I sprung for Kid Icarus: Uprising, and had some time to try it out today. I’m probably only four or five stages in, but a lot of its strengths and weaknesses are already pretty readily apparent.
Nintendo did a fantastic job of resetting this series. Kid Icarus hasn’t really had an identity in years, so they got to start fresh. As a result, the game is genuinely funny, constantly breaking the fourth wall, and has likable characters. Even some of the bosses get great lines. People often criticize Nintendo for not creating new characters. Technically the characters here aren’t new, but they might as well be, and this showcases that they’ve still got that skill down.
The presentation has lots of polish, from the visual identity of the world to even little things like the UI in the menus. It’s all really well thought-out. I’ve only tinkered with a little bit of the variable challenge settings, but the idea of gambling some hearts for a tougher difficulty move is pretty brilliant. The ability to break down weapons, purchase new ones, and fuse two together isn’t the type of combat depth you’d expect from a Nintendo game. It really shines in a lot of ways. It does so many things right.
And it does one very important thing wrong.
The controls. They are not good. Now, they aren’t always outright bad. When you’re in the controlled flight segments, using the stylus to shoot feels more or less natural. (I say “more or less” because rather than holding the system, I rest it on my chest while I lay on my back. This sort of sacrifices the whole portable notion.) But the on-foot segments are extremely awkward using this control setup. Those segments are probably meant to be a minority in the game, but movement is so stilted and bizarre that those segments feel like they drag on and on.
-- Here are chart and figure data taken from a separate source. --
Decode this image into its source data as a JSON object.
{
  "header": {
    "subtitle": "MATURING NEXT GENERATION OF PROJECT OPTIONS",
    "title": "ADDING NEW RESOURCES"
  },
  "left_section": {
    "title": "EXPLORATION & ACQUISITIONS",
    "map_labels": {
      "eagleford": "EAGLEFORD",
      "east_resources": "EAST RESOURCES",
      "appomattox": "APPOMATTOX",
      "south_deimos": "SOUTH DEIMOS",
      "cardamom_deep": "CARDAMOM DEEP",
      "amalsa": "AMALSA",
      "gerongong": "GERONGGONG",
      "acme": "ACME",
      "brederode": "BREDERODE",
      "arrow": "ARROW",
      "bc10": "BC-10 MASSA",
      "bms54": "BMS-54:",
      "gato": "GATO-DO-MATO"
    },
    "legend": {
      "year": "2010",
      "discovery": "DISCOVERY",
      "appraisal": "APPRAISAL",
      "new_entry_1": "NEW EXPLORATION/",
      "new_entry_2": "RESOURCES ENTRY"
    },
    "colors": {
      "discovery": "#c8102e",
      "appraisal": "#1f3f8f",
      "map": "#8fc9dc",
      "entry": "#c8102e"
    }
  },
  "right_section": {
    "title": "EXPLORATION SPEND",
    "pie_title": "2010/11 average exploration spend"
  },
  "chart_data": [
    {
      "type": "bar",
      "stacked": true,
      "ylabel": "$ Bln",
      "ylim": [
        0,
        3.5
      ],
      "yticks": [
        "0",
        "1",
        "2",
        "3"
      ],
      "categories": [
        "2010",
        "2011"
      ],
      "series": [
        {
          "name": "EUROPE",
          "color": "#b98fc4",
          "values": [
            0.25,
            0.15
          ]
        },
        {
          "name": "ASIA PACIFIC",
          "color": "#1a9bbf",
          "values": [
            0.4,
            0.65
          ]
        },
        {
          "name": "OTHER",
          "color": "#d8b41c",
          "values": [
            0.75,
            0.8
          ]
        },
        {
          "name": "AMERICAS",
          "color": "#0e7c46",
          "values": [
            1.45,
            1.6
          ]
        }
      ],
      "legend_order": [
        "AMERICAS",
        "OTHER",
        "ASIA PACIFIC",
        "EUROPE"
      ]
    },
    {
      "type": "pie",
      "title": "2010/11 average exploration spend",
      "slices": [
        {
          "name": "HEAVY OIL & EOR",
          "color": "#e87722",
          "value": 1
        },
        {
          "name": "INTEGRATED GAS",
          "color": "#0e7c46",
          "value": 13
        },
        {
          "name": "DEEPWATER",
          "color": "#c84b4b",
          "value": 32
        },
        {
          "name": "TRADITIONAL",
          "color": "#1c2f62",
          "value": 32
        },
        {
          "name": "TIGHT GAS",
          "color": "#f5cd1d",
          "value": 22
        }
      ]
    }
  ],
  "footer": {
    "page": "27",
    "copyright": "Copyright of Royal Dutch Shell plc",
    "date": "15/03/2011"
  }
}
What’s crazy about all this is that Nintendo clearly had a better option. The Circle Pad Pro is an underutilized device that could’ve greatly benefited this game. They even thought to make use of it — but it just gives left-handed people the same awkward control scheme as the rest of us. The game feels made for dual sticks, at least during the on-foot segments, and the decision not to use that is truly baffling.
I’m enjoying my time with the game, and I’m looking forward to more, but it’s a shame to see such great potential trip over such a mundane detail, especially since Nintendo is known for its incredibly precise controls. Oh well. It’s a blemish on an otherwise fantastic game — and like I said, the flying segments don’t really suffer this problem.
- With all the attention going to the Hunger Games release this weekend, it made sense to do a quick impressions post of the iOS game. I had already downloaded and played it just for fun, so I was the one to write it.
- My pet theory is that this mysterious Square game is some kind of iOS iteration of Crystal Chronicles. It all seems to fit to me, but I didn’t want to speculate too heavily in the news post.
- I had sworn off the Mass Effect 3 multiplayer after I promoted my Engineer for the achievement. I didn’t have any useless gamer baubles to chase, so I figured I’d get through some other backlog games. But every time I think I’m out, they pull me back in.